"Magazines have a long way to go" - Der Issues-Shop in Oakland

Daniel Beskos

Meine Hausmitbewohner in Berkeley machen große Augen, als ich erzähle, dass ich nach Oakland will, um den Magazinladen Issues zu besuchen: "You know, Oakland can be quite a dangerous place", sagen sie. Nun ja, es ist mitten am Tag, ich will dort von der S-Bahn die Hauptstraße runterlaufen und dann in einen Magazinladen rein, das wird man doch überleben, oder? Zur Vorbereitung schaue ich mir schnell noch ein zwei Videos an.

 

In Oakland also die Straße runter, und schon bald bin ich da:

(c) Issues
(c) Issues

Issues ist eigentlich nur ein großer Kiosk, aber mit einer unglaublich reichhaltigen Magazinauswahl - von allen großen US-Magazinen wie Time Magazin oder The Economist über alle möglichen Punk-Fanzines reicht die Auswahl, sogar einige deutsche Zeitschriften wie ZEIT oder NEON haben sie da ("Neon kauft aber nie jemand..."). Dazu gibt es ausgewählte Bücher, Vinyl-Alben und anderes. 

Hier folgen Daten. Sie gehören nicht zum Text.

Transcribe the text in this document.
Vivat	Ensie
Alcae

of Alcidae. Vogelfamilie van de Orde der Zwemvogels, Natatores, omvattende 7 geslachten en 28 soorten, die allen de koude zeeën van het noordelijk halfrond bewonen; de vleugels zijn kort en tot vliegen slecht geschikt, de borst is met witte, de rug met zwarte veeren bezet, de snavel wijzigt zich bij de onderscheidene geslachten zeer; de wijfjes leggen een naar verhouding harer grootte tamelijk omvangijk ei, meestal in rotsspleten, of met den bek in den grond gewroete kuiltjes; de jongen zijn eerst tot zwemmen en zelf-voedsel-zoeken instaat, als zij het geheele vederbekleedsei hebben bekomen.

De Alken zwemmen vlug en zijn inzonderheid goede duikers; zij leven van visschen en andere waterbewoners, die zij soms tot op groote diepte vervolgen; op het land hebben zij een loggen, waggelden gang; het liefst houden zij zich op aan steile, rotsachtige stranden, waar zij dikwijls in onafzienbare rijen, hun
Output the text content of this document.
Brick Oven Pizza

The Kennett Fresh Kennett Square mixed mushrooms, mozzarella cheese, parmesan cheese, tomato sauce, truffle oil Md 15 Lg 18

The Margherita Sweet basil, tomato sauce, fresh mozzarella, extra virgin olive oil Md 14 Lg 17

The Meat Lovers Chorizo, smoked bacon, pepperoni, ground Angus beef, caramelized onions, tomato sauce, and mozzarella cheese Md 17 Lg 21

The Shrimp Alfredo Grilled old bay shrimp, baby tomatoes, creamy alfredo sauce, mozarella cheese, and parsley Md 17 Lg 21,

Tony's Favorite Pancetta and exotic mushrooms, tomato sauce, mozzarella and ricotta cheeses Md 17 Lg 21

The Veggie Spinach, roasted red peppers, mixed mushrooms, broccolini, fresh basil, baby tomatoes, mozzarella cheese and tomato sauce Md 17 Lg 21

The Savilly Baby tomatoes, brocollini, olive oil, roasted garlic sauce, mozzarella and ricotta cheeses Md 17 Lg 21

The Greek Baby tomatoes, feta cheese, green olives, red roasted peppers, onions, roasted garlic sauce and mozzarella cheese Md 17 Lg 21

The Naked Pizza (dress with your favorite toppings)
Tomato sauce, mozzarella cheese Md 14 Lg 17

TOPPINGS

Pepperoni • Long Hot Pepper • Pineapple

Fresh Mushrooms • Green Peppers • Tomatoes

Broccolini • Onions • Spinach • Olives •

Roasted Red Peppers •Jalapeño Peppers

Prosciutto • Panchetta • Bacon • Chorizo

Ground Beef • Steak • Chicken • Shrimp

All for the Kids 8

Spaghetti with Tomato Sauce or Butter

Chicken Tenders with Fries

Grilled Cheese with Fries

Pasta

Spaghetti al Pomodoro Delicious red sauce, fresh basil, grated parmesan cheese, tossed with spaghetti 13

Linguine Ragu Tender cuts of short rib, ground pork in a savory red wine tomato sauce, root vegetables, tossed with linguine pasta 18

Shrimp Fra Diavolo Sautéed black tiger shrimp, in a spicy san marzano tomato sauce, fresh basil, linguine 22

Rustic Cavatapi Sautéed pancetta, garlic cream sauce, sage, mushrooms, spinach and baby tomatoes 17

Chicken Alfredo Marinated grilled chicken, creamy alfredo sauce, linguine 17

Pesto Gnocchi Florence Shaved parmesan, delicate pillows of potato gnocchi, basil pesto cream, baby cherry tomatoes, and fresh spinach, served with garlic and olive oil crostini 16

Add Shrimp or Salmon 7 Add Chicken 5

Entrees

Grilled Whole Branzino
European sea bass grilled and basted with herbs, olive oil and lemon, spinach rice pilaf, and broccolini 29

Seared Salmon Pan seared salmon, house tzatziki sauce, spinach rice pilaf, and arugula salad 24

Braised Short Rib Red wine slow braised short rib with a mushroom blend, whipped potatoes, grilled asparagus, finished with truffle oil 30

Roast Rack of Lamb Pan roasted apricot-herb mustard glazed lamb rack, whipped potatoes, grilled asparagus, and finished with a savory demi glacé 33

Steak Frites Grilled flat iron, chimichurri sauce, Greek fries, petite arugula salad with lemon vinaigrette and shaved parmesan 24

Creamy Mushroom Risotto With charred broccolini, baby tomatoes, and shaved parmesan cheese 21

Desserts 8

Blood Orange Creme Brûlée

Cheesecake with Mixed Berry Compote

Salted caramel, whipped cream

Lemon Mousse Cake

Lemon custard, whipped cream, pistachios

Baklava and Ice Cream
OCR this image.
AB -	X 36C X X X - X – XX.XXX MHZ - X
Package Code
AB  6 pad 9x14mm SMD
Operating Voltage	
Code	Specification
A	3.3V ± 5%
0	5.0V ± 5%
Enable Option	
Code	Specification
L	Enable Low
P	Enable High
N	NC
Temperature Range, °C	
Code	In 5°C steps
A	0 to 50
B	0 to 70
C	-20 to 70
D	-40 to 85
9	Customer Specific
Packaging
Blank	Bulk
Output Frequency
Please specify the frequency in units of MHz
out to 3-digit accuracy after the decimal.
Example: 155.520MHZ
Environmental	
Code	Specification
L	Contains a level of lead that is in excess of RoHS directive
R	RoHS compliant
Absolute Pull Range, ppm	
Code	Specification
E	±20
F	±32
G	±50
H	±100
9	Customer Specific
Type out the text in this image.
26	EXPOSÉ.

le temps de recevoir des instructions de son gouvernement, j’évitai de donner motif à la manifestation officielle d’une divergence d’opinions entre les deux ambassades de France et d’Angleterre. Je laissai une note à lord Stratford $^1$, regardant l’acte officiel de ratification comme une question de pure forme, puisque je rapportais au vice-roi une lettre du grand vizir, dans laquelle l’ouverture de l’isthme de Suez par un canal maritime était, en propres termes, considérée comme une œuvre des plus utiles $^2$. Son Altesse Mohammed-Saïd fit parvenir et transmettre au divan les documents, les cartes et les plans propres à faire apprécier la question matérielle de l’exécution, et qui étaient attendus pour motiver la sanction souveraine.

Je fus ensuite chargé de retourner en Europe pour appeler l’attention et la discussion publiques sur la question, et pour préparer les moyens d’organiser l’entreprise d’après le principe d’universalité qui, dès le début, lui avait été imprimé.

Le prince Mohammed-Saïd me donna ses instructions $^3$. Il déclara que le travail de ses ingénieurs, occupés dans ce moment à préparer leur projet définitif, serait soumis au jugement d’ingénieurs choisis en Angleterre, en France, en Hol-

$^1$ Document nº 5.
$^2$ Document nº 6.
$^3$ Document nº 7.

Joe und Noella haben den Laden vor 3 Jahren gegründet, nachdem sie keine Magazine fanden, die sie gerne lesen wollten und daraufhin beschlossen, einfach selbst einen Magazin-Laden zu eröffnen.

 

Ich werde wahnsinnig herzlich begrüßt und gehe dann mit dem wahnsinnig sympathischen Joe in einen Mexican Diner gegenüber - ein Laden, der mit seinen braunen Hockern, der Jukebox und den alten Anzeigen als Tischdecken aussieht wie aus einem 70erJahre-Film rausgeschnitten.

 

Joe, der auch Musiker ist und schon ein paar Mal zu Konzerten bei der Transmediale oder der Ars Electronica in Europa war, erzählt, dass es ihm eigentlich darum geht, möglichst viel ungewöhnliches Zeug unter die Leute zu bringen: "Weißt Du, wir haben hier viele normale Leute in der Nachbarschaft, Fischer, Maurer, alte Leute, daher verkaufen wir alles mögliche, von der Fernsehzeitung bis zum Punk-Fanzine."

Und wie finden sie die Sachen, die sie anbieten?

"Bei den Fanzine-Machern ist es meistens so, dass die zu uns in den Laden kommen. Manche kommen auch nur einmal, danach gibts das Magazin schon nicht mehr. Das ganze offizielle Zeug bekommen wir meistens von unserem Vertrieb. Daneben gibt es dann auch noch Großhändler wie Last Gasp Distribution, da können wir als Ladenbetreiber mit 40% Rabatt einkaufen."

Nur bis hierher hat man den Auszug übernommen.